Aryl hydrocarbon receptor- interacting protein: mutational analysis and functional validation in primary pituitary cell cultures
Robert Formosa, Cecilia Farrugia, Angela Xuereb-Anastasi, Marta Korbonits & Josanne Vassallo
Recently the Aryl hydrocarbon receptor interacting protein (AIP) gene attracted attention as a novel gene linked to familial cases of acromegaly. In Malta the predicted prevalence of pituitary adenomas is particularly high, 4.67 per 10,000 population, thus suggesting a genetic predisposition.
Fourty seven maltese patients with acromegaly were screened for germ-line mutations in the AIP gene. Pituitary tumour tissue, removed during transphenoidal surgery from eight patients was cultured using a locally optimized protocol. Functional analysis of wild-type and mutant AIP genes on cell survival and proliferation of these primary cell cultures was carried out by transfection and proliferation assays (MTT).
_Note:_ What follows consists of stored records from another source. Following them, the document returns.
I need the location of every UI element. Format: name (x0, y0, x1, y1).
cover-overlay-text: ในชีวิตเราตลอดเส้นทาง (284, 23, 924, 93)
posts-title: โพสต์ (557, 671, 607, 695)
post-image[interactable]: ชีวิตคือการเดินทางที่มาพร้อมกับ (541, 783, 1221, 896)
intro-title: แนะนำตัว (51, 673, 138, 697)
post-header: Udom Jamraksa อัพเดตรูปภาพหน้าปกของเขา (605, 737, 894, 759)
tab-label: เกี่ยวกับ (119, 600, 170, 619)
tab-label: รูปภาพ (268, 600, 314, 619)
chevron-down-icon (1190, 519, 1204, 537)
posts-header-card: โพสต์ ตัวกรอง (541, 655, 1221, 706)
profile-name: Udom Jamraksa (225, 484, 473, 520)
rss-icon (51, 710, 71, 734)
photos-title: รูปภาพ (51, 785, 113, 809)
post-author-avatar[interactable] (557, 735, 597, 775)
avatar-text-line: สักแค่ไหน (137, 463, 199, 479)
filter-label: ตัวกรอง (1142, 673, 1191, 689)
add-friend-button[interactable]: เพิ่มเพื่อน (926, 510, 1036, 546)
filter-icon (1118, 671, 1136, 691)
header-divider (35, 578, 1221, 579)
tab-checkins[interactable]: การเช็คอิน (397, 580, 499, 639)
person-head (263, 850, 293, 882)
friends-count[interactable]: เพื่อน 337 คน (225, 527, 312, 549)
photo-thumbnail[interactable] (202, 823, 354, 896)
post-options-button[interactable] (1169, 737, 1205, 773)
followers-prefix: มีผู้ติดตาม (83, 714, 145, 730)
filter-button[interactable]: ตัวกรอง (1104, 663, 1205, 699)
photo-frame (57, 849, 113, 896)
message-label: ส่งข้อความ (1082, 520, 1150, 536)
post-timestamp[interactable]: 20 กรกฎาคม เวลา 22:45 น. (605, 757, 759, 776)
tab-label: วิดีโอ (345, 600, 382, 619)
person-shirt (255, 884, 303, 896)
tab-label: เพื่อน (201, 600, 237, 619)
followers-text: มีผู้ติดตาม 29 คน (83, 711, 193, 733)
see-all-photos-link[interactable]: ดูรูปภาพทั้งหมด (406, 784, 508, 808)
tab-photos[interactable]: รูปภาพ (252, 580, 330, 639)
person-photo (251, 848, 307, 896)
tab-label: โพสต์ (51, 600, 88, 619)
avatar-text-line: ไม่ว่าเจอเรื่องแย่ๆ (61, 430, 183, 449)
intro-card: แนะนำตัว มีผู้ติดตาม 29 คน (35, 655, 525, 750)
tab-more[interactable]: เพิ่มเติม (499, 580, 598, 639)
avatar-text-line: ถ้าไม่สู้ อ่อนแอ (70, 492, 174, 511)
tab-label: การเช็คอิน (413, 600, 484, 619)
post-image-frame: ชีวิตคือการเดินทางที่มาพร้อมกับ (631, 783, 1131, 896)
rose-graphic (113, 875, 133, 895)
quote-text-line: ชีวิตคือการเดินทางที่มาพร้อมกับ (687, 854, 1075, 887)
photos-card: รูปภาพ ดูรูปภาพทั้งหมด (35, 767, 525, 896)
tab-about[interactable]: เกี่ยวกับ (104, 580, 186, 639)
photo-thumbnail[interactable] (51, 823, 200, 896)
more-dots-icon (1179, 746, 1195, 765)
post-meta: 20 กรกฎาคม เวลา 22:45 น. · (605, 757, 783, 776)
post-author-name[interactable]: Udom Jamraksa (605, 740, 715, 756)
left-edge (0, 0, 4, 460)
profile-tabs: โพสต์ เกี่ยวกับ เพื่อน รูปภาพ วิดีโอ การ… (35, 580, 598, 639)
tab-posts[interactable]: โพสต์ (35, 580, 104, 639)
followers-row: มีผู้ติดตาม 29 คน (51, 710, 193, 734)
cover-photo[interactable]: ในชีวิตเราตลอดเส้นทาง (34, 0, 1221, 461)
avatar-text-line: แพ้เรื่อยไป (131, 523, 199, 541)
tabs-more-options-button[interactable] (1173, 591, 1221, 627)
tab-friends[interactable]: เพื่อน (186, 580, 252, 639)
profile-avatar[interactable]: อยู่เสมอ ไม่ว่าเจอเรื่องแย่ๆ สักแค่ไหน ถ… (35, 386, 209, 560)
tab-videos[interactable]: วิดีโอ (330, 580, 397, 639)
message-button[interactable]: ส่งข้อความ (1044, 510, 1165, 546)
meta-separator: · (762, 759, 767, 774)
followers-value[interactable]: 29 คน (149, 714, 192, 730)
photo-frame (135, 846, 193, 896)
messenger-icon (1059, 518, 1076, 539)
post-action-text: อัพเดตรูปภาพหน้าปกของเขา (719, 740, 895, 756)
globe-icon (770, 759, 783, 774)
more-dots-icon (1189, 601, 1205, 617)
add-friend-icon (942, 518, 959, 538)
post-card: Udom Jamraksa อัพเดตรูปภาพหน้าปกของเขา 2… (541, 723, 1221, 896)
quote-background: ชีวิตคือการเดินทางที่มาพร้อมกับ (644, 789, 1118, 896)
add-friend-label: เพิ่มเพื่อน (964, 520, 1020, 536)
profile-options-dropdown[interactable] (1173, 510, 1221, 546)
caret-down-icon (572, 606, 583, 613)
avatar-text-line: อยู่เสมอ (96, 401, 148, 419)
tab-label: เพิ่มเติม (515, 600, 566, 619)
Two variants of the AIP gene, the R304X mutant (shown to generate a non-functional truncated protein, and R9Q, the mutant identified in a Maltese patient suffering from acromegaly (Farrugia et al. 2008, unpublished data), were successfully transfected into the primary cells. Transfection of wild-type, R304X and R9Q variants demonstrated that the R304X variant loses the ability to reduce proliferation as compared to the wild-type AIP, an effect previously demonstrated in other cell lines but not in primary cells. Furthermore, the R9Q mutation shows an inverse behaviour, causing a significant increase in proliferation in the primary cells, hence pointing to a gain-of-function mutation in the AIP gene.
AIP protein has been postulated to interact with the cAMP pathway and cell cycle regulators. Our results provide evidence supporting a role for AIP as a tumour suppressor gene. The R9Q mutant could help clarify the role of the N-terminal of the gene, which at present remains speculative Ongoing studies utilizing immunohistochemistry, cAMP assays and q-PCR should help identify AIP alterations downstream effects and verify whether specific AIP variants may alter cAMP levels and regulate gene expression of regulators and transcription factors.